A me capita al mio compleanno.
Va tutto male, nessuno si ricorda ed è anche peggio quando magari tre giorni dopo ti arriva un sms completo di scuse accampate alla bene e meglio.
Ma si.
In fondo non è andata poi così male....
A parte la torta che abbiamo cotto durante la cena.
A parte la luce che è poi tornata puntuale per l'ora di cena.
Ho avuto il mio bimbo vicino tutto il giorno, e amici sinceri che sono stati con me tutta la sera.
Anche mio papà ha sotterrato l'ascia di guerra per un'oretta quando l'ho invitato per una fetta di torta.
Si però che fatica...
E la mia mamma non ci sarà mai piu' per il mio compleanno!
Quindi scusate ma BUON COMPLEANNO UN CORNO!!!

martedì 6 settembre 2011

QUANDO LA PUBBLICITA' RASENTA L'OFFESA...

Ne parlavo l'altra sera con mio papà... irriverenti, quasi scostumati! ma come gli è venuto in mente...
Che razza di pubblicitario potrebbe inventare uno spot del genere?
E chi è che lo ha pagato per tale scempio?
Premetto non sono certo la migliore cattolica d questo mondo, anzi  dire la verità non credo nemmeno di esserlo più veramente.
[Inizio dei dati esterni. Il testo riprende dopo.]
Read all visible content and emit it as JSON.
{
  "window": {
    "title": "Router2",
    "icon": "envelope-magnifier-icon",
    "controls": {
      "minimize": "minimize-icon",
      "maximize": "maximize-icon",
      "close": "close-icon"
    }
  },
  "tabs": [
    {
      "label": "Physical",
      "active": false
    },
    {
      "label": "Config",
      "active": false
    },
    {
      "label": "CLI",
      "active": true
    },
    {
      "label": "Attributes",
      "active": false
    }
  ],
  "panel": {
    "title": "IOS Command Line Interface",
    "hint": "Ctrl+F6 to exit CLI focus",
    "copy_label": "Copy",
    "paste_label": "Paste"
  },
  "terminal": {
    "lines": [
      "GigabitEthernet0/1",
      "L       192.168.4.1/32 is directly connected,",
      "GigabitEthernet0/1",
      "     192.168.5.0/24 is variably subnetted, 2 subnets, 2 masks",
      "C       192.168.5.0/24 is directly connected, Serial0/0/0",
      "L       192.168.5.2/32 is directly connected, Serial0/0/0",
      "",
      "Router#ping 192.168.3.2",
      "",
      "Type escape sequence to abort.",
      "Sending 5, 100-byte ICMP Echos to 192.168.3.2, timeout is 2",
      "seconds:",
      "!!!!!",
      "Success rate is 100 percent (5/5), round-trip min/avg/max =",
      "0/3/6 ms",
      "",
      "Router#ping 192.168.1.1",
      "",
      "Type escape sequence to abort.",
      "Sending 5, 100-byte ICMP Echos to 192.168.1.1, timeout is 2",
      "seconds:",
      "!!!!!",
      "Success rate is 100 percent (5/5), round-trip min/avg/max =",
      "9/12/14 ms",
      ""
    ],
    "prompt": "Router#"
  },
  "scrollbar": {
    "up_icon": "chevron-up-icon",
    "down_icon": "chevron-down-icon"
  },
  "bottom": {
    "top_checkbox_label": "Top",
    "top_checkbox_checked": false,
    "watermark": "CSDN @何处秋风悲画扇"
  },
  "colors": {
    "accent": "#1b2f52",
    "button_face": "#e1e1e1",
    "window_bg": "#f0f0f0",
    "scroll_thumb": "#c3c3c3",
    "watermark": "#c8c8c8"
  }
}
Ma questa mattina passando davanti alla chiesa del mio paese, dovendo andare a chiedere al parroco se per cortesia mi celebra la messa per mia mamma, su di un banchetto vicino all'ingresso trovo una copia di famiglia cristiana, con a fianco una cassetta per le offerte
E bene ne ho presa una copia, e cosa trovo a pagina 8?
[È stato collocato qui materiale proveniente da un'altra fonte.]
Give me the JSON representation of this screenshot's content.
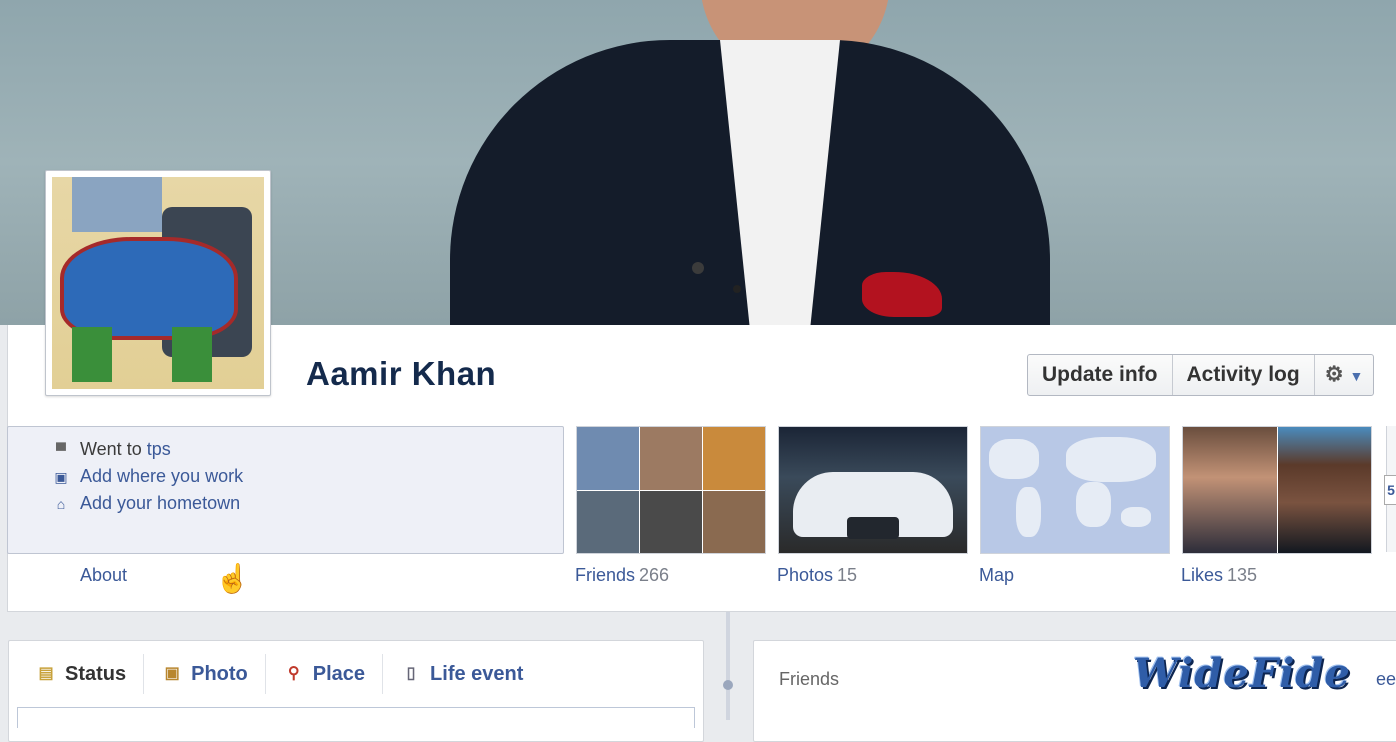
{
  "profile": {
    "name": "Aamir Khan"
  },
  "actions": {
    "update_info": "Update info",
    "activity_log": "Activity log",
    "settings_icon": "gear-icon"
  },
  "info": {
    "went_to_prefix": "Went to ",
    "went_to_link": "tps",
    "add_work": "Add where you work",
    "add_hometown": "Add your hometown",
    "about": "About"
  },
  "tiles": {
    "friends": {
      "label": "Friends",
      "count": "266"
    },
    "photos": {
      "label": "Photos",
      "count": "15"
    },
    "map": {
      "label": "Map"
    },
    "likes": {
      "label": "Likes",
      "count": "135"
    }
  },
  "composer": {
    "tabs": [
      {
        "label": "Status",
        "icon": "status-icon"
      },
      {
        "label": "Photo",
        "icon": "photo-icon"
      },
      {
        "label": "Place",
        "icon": "place-icon"
      },
      {
        "label": "Life event",
        "icon": "life-event-icon"
      }
    ]
  },
  "friends_box": {
    "title": "Friends",
    "see_all_fragment": "ee"
  },
  "edge_tab": "5",
  "watermark": "WideFide",
  "colors": {
    "link": "#3b5998",
    "name": "#142a4c",
    "background": "#e9ebee"
  }
}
Un signore che scrive esattamente quello che ho pensato io!!!
Perchè mai un'azienda come Sky dovrebbe utilizzare simile iconografia con richiami religiosi per vendere il suo prodotto che nulla ha a che fare con la religione???????
Insomma!
Ma dove siamo finiti?
Che c'è hanno forse bisogno di un miracolo per vendere a così caro prezzo un prodotto comunque scadente  e discutibile che offre ciò che la tv statale offre gratuitamente?
Mi dispiace se ultimamente rischio di sembrare forse un pochettino polemica, ma invece di pensare a chi va al letto con chi e fare tanto i moralisti sulle abitudini sessuali di chiunque, mi domando perchè non torniamo a chiederci quali sono veramente i valori della vita.
Non mi sembra il caso di usare Gesù e i suoi miracoli per vendere un abbonamento TV!!!!!!!